The prime factors of $600$, expressed as a multiset, are $\{2,2,2,3,5,5\}$. To get the original answer of $800$ ordered tuples, we partition each distinct prime across $(a,b,c,d)$ with stars & bars to get: $${6 \choose 3}{4 \choose 3}{5\choose 3} = 20\cdot 4\cdot 10 = 800$$

Clearly we can never have all four factors the same. We can have three factors the same only in $2$ distinct cases, $(1,1,1,600)$ and $(2,2,2,75)$, which correspond to $8$ choices in the $800$.

Two factors the same, $(a,a,X,Y)$, can have $a \in \{1,2,5,10\}$. For $a=1$ in given position, there are ${4 \choose 1}{2 \choose 1}{3\choose 1}=24$ options, and similarly $a=(2,5,10)$ have $(12,8,4)$ options. For $a=(1,2)$ we also need to reduce the values by $2$ to remove the overlap with the three-equal-factor case. The total of $44$ options correspond to $44\cdot {4 \choose 2} = 264$ cases in the $800$ but only $22$ in the distinct cases.

The remaining cases, $800-264-8 = 528$, have four distinct values and are a multiple of $4!$ of the distinct cases, giving $528/24 = 22$ more distinct cases, for a total of: $$ 2+22+22 = 46 \text{ distinct cases}$$

You just have to be systematic.

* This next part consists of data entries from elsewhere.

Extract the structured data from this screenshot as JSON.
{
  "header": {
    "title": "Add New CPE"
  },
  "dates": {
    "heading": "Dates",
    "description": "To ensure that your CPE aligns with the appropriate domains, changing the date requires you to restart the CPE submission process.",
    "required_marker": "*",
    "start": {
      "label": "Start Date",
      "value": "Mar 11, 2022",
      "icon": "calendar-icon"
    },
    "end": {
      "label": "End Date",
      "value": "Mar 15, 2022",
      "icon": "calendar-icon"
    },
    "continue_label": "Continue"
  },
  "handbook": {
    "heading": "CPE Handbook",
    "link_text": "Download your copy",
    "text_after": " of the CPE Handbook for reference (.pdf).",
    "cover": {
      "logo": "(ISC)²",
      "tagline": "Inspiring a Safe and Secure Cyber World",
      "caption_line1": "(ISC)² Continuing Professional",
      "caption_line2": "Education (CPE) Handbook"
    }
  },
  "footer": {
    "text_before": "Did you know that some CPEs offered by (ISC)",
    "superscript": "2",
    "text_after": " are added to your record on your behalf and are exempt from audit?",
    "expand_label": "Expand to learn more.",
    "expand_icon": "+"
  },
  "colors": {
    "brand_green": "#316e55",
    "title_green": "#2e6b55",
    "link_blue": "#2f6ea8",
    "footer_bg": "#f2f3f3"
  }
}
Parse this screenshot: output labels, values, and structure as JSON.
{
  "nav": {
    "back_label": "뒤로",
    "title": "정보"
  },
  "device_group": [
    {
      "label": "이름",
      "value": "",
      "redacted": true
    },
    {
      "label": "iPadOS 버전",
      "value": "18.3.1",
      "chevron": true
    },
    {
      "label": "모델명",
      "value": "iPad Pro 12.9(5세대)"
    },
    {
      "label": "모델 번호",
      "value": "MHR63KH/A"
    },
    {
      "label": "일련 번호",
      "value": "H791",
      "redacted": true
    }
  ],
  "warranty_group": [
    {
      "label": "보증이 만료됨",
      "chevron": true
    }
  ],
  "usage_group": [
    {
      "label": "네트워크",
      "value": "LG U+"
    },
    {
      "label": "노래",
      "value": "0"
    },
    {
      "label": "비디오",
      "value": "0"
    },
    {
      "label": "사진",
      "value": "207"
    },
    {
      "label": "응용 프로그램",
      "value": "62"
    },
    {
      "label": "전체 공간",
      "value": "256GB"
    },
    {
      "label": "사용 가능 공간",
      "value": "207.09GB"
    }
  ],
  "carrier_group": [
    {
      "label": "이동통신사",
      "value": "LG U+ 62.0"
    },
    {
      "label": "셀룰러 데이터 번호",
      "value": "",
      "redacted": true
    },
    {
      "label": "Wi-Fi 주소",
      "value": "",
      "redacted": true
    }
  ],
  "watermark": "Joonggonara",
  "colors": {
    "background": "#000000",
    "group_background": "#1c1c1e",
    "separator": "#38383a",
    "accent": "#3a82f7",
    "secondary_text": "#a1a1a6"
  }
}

We want $a\le b\le c\le d$. We have $5^4=625$, so $a\le4$. If $a=4$, then $bcd=150$. We have $6^3=216$, so $b<6$. Hence $b=5$. So $cd=30$ and hence $c=5,d=6$.

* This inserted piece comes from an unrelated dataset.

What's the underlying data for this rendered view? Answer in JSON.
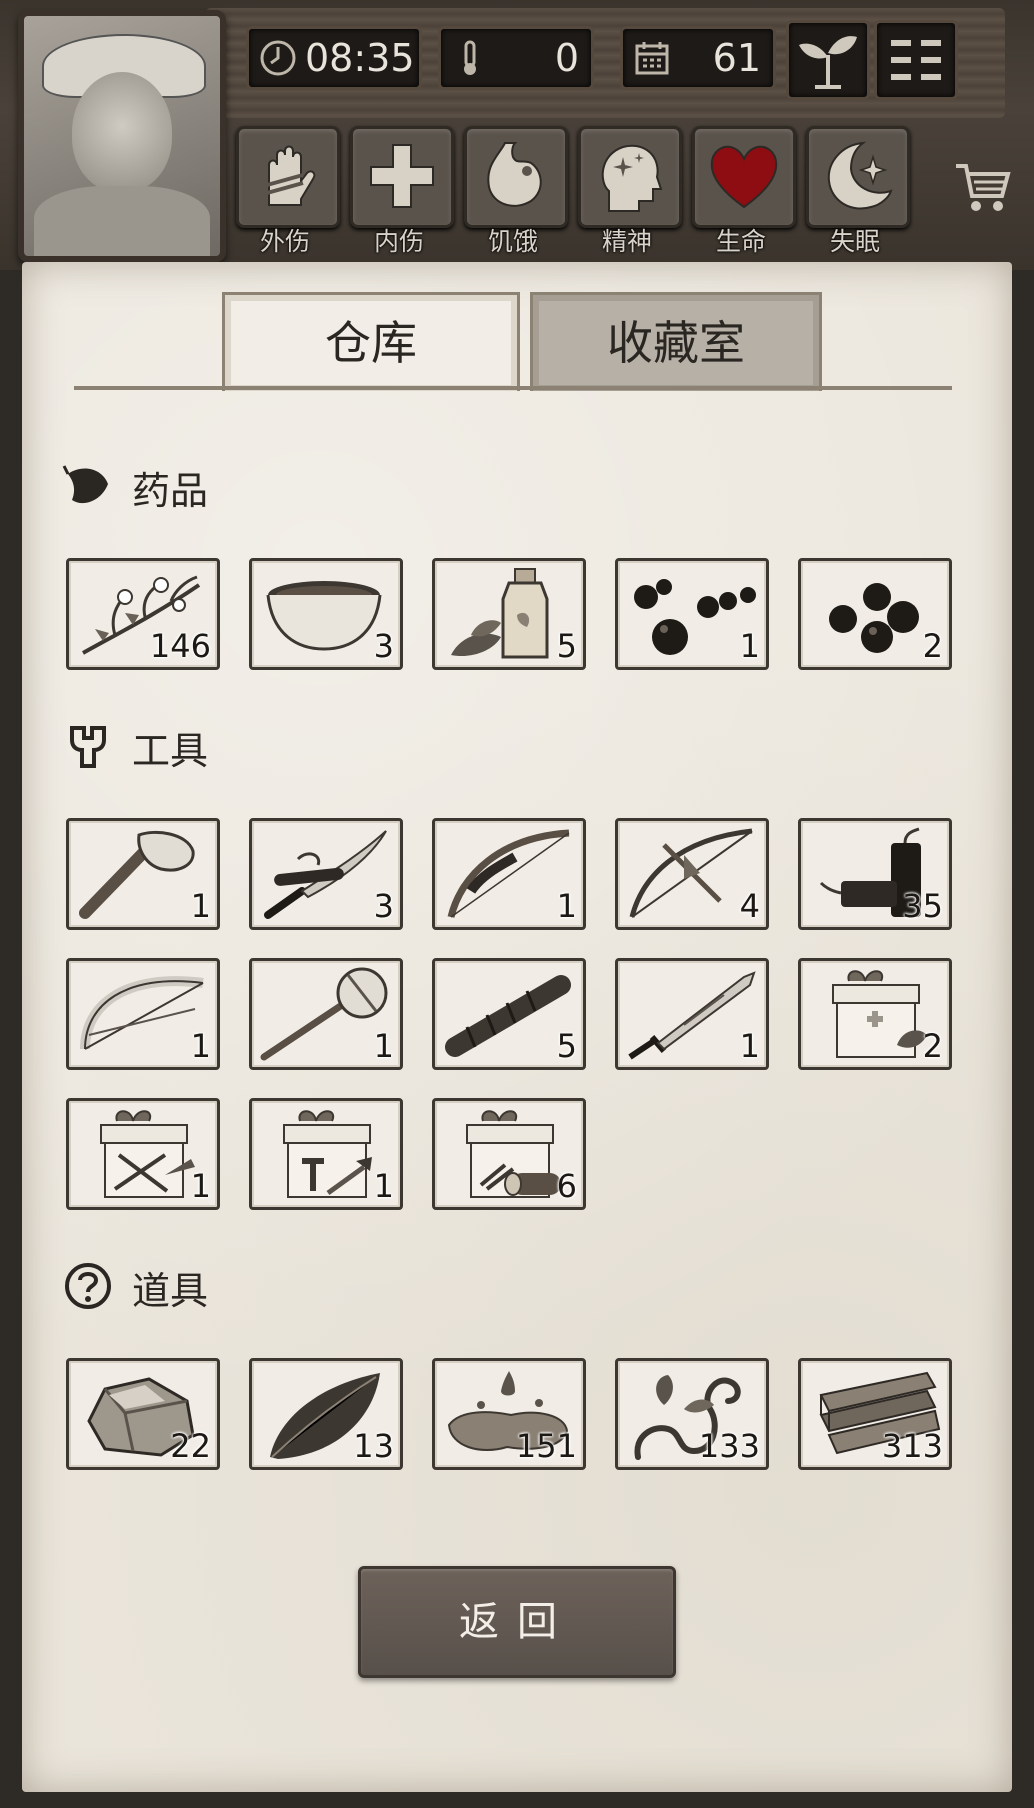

If $a=3$, then $bcd=200$, so $b=4$ or 5. If $b=4$, then $cd=50$, so $c=5,d=10$. If $b=5$, then $cd=40$, so $c=5,d=8$.

If $a=2$, the $bcd=300$, so $b<7$. If $b=2$, then $cd=150$, so $c=2,3,5,6,10$. If $b=3$, then $cd=100$, so $c,d=(4,25),(5,20),(10,10)$. If $b=4$, then $cd=75$, so $c=5,d=15$. If $b=5$, then $cd=60$, so $c,d=(5,12),(6,10)$. If $b=6$, then $cd=50$, which does not give any solutions.

If $a=1$, then $bcd=600$, so $b\le8$. If $b=1$, then $cd=600$, so we can have $c=1,2,3,4,5,6,8,10,12,15,20,24$. If $b=2$, then $cd=300$, so we can have $c=2,3,4,5,6,10,12,15$. If $b=3$, then $cd=200$, so we can have $c=4,5,8,10$. If $b=4$, then $cd=150$, so we can have $c=5,6,10$. If $b=5$, then $cd=120$, so we can have $c=5,6,8,10$. If $b=6$, then $cd=100$, so we can have $c=d=10$. If $b=8$, then $cd=75$, which has no solutions.

Summary: $(a,b,c,d)=$(4,5,5,6),(3,4,5,10),(3,5,5,8),(2,2,2,75),(2,2,3,50),(2,2,5,30),(2,2,6,25),(2,2,10,15),(2,3,4,25),(2,3,5,20),(2,3,10,10),(2,4,5,15),(2,5,5,12),(2,5,6,10),(1,1,1,600),(1,1,2,300),(1,1,3,200),(1,1,4,150),(1,1,5,120),(1,1,6,100),(1,1,8,75),(1,1,10,60),(1,1,12,50),(1,1,15,40),(1,1,20,30),(1,1,24,25),(1,2,2,150),(1,2,3,100),(1,2,4,75),(1,2,5,60),(1,2,6,50),(1,2,10,30),(1,2,12,25),(1,2,15,20),(1,3,4,50),(1,3,5,40),(1,3,8,25),(1,3,10,20),(1,4,5,30),(1,4,6,25),(1,4,10,15),(1,5,5,24),(1,5,6,20),(1,5,8,15),(1,5,10,12),(1,6,10,10). Total 46 solutions.